8. En sixième lieu, il convient d’écarter par adoption des motifs retenus par les premiers juges les moyens tirés de ce que la décision portant refus de titre de séjour a été signée par une autorité incompétente et de ce que la décision portant obligation de quitter le territoire français méconnaît les dispositions de l’article L. 542-1 du code de l’entrée et du séjour des étrangers et du droit d’asile et les stipulations de l’article 8 de la convention européenne de sauvegarde des droits de l’homme et des libertés fondamentales, moyens que M. A… réitère en appel sans apporter d’élément nouveau.
9. En septième lieu, la décision refusant d’accorder un titre de séjour à M. A… n’étant pas annulée par la présente ordonnance, doit être écarté le moyen tiré par l’intéressé de ce que la décision lui faisant obligation de quitter le territoire français doit être annulée par voie de conséquence de l’annulation de cette décision de refus.
10. Il résulte de tout ce qui précède que la requête de M. A… est manifestement dépourvue de fondement et doit être rejetée sur le fondement des dispositions précitées du dernier alinéa de l’article R. 222-1 du code de justice administrative.

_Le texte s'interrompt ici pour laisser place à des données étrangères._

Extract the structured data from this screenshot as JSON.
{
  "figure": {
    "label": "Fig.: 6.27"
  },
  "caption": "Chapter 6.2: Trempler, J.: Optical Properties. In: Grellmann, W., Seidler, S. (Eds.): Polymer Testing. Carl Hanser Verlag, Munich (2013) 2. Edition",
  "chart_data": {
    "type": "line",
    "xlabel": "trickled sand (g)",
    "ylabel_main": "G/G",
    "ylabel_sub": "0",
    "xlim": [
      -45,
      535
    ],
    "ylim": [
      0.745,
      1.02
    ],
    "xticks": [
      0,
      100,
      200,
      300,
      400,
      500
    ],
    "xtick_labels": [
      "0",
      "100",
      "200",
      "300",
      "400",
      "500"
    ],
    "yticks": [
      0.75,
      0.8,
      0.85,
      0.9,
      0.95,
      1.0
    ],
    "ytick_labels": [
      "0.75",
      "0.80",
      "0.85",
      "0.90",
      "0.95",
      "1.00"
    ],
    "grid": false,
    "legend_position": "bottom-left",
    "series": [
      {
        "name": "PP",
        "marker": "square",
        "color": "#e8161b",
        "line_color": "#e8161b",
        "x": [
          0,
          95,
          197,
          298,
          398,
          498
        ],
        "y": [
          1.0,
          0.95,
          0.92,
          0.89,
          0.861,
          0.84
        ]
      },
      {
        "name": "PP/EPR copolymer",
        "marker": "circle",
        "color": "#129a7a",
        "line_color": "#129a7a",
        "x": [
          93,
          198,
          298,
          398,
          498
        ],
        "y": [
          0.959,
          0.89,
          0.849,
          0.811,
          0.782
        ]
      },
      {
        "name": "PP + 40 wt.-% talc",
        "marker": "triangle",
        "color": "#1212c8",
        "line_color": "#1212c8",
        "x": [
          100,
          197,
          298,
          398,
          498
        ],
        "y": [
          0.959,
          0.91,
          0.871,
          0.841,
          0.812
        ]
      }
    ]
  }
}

Par voie de conséquence, les conclusions présentées dans cette requête aux fins d’injonction, d’astreinte et de mise à la charge de l’Etat des frais liés au litige doivent également être rejetées.
ORDONNE :
Article 1er :
La requête de M. A… est rejetée.
Article 2 :
La présente ordonnance sera notifiée à M. B… A… et au ministre de l’intérieur.
Copie en sera adressée, pour information, au préfet de la Loire-Atlantique.
Fait à Nantes, le 9 février 2026.
Le président de la cour
J-P. Dussuet
La République mande et ordonne au ministre de l’intérieur, en ce qui le concerne, et à tous commissaires de justice à ce requis en ce qui concerne les voies de droit commun contre les parties privées, de pourvoir à l’exécution de la présente décision.